Pascagoula went from having 15-20 percent of the town in the flood zone to over 90 percent. Most of the neighborhoods in Pascagoula now in the “flood zone” have only flooded one time in recorded history.
Suddenly, houses had to be raised to meet FEMA regulations. This is expensive and not practical for many older Pascagoula neighborhoods. Flood insurance rates skyrocketed. Living in modest homes became expensive.
Another problem is FEMA’s 50 percent rule, which limits property owners who don’t elevate their homes to spending 50 percent of the property value fixing or maintaining the property in a 10-year period.
Let’s assume a homeowner spent $25,000 on repairs to their $80,000 house. If they have another problem, FEMA rules won’t allow them to spend more than $15,000 to repair their home, even if they have the money.
So, what happens is people don’t repair their homes. The homes become unlivable. This is steadily happening in Pascagoula.
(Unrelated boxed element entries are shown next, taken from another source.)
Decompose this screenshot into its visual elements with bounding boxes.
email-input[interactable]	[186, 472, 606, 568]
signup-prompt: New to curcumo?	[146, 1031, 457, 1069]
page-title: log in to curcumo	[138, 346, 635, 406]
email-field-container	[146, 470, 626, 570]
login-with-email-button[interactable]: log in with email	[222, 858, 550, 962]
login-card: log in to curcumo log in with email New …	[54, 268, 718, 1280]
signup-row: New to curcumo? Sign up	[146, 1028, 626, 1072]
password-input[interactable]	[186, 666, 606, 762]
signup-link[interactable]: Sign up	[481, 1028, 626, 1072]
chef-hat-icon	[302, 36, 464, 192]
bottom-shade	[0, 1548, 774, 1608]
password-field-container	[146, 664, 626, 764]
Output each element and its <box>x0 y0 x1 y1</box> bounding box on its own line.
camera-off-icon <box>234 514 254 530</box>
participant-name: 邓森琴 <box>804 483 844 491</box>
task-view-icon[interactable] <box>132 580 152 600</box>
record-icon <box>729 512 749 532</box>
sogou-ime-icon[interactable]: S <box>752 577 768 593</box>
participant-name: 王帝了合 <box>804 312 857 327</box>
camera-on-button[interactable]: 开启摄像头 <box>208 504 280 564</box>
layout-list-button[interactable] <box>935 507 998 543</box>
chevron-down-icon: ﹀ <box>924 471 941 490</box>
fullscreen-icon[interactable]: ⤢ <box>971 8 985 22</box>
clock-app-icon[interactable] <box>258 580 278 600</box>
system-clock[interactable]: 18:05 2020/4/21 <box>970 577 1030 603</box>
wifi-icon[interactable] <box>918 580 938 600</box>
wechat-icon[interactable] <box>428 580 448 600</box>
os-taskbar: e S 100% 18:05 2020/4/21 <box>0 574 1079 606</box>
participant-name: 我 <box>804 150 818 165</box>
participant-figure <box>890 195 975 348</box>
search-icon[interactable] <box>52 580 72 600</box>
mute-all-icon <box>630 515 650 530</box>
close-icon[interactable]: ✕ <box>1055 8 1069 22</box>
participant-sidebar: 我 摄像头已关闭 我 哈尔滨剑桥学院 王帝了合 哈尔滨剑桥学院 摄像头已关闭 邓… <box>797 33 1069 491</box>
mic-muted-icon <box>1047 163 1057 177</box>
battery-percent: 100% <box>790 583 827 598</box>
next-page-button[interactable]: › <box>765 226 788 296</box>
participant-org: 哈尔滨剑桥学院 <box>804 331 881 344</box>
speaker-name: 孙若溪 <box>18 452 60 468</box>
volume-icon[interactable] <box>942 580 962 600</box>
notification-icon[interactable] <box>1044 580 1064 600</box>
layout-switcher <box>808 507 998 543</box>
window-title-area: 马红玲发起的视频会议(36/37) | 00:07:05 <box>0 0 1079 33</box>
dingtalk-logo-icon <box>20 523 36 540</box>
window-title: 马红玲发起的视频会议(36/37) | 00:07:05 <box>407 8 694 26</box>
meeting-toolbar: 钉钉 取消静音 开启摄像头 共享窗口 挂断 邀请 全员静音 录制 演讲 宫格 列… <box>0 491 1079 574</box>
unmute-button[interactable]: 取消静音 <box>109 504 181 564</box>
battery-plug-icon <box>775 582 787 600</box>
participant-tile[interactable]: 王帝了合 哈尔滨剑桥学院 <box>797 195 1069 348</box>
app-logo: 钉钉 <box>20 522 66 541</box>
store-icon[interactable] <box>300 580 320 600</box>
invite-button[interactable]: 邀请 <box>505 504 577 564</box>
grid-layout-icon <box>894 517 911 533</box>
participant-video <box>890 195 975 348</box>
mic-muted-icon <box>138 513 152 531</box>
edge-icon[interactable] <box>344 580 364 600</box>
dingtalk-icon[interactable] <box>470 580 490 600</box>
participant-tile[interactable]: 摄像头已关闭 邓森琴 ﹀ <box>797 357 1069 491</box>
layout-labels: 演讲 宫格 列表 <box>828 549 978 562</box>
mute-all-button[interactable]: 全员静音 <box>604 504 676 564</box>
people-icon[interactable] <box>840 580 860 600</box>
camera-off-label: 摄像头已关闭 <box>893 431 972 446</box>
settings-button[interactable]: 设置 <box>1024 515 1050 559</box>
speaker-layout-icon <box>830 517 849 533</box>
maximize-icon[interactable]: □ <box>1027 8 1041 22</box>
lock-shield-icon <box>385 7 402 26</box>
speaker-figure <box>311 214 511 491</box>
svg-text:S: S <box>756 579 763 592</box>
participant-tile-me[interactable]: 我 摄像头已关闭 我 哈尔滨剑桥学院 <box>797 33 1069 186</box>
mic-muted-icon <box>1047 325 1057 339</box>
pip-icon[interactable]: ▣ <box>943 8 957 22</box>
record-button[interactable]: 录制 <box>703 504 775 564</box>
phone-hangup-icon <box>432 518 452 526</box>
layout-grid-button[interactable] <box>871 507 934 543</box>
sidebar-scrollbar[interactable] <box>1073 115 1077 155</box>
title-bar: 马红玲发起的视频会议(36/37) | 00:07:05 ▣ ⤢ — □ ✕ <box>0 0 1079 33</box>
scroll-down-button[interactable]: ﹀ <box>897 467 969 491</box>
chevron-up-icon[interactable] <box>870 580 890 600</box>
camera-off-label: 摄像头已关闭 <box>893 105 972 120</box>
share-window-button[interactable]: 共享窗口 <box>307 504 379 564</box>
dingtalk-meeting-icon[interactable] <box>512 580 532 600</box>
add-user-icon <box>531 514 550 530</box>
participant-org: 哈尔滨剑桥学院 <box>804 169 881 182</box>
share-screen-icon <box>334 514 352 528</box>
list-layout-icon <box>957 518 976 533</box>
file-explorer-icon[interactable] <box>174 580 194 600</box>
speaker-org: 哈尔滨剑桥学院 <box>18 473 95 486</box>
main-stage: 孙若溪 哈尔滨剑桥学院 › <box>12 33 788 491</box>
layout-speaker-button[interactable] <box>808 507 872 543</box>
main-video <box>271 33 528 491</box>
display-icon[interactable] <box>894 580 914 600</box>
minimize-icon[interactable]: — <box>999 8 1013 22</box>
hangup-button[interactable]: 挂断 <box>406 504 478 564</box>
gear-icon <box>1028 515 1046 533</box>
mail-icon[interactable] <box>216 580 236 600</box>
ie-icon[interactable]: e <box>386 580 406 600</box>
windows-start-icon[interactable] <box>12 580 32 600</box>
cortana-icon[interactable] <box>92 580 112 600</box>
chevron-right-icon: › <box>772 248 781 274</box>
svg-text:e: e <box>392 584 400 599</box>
Houses are condemned, blight grows, and we lose working class neighborhoods. Workers lose their family homes.
A staggering 90 percent of property values in Pascagoula have declined or remained the same since FEMA redrew the maps. Many homes are now valued at less than $100,000. So, property owners have a smaller limit to fix their properties due to declining values while the cost of labor and materials have risen.
These various negative consequences on housing in Pascagoula is a direct result of misguided federal flood policies.
Ingalls, Chevron, Mississippi Power, Singing River Hospital, Halter Marine and local businesses need their workers nearby and not in another state.
The State is losing hundreds of millions of dollars. Pascagoula and Jackson County are losing millions. Schools are losing students. Churches are losing members. Non-profits are losing volunteers. The town is losing houses and people.
This isn’t just affecting Pascagoula, Jackson County and even Mississippi. It’s bigger than that.
The U.S. depends on the unique work products of Pascagoula for our military and overall economy.
This FEMA flood policy is a cancer that is spreading. It must be addressed.
That’s why we started our campaign to fight for our people and their homes and businesses. Please visit www.SOSpascagoula.com to learn more about our effort and how you can help.
We don’t want a hand-out; we only want fairness and an opportunity to thrive.
Pascagoulans are tough, hard-working people. We won’t rest until Washington gives our people the freedom to take care of their homes like people in every other town in America.
Submitted by Jerry St. Pe. He is the former President of Ingalls Shipbuilding and resides in Pascagoula.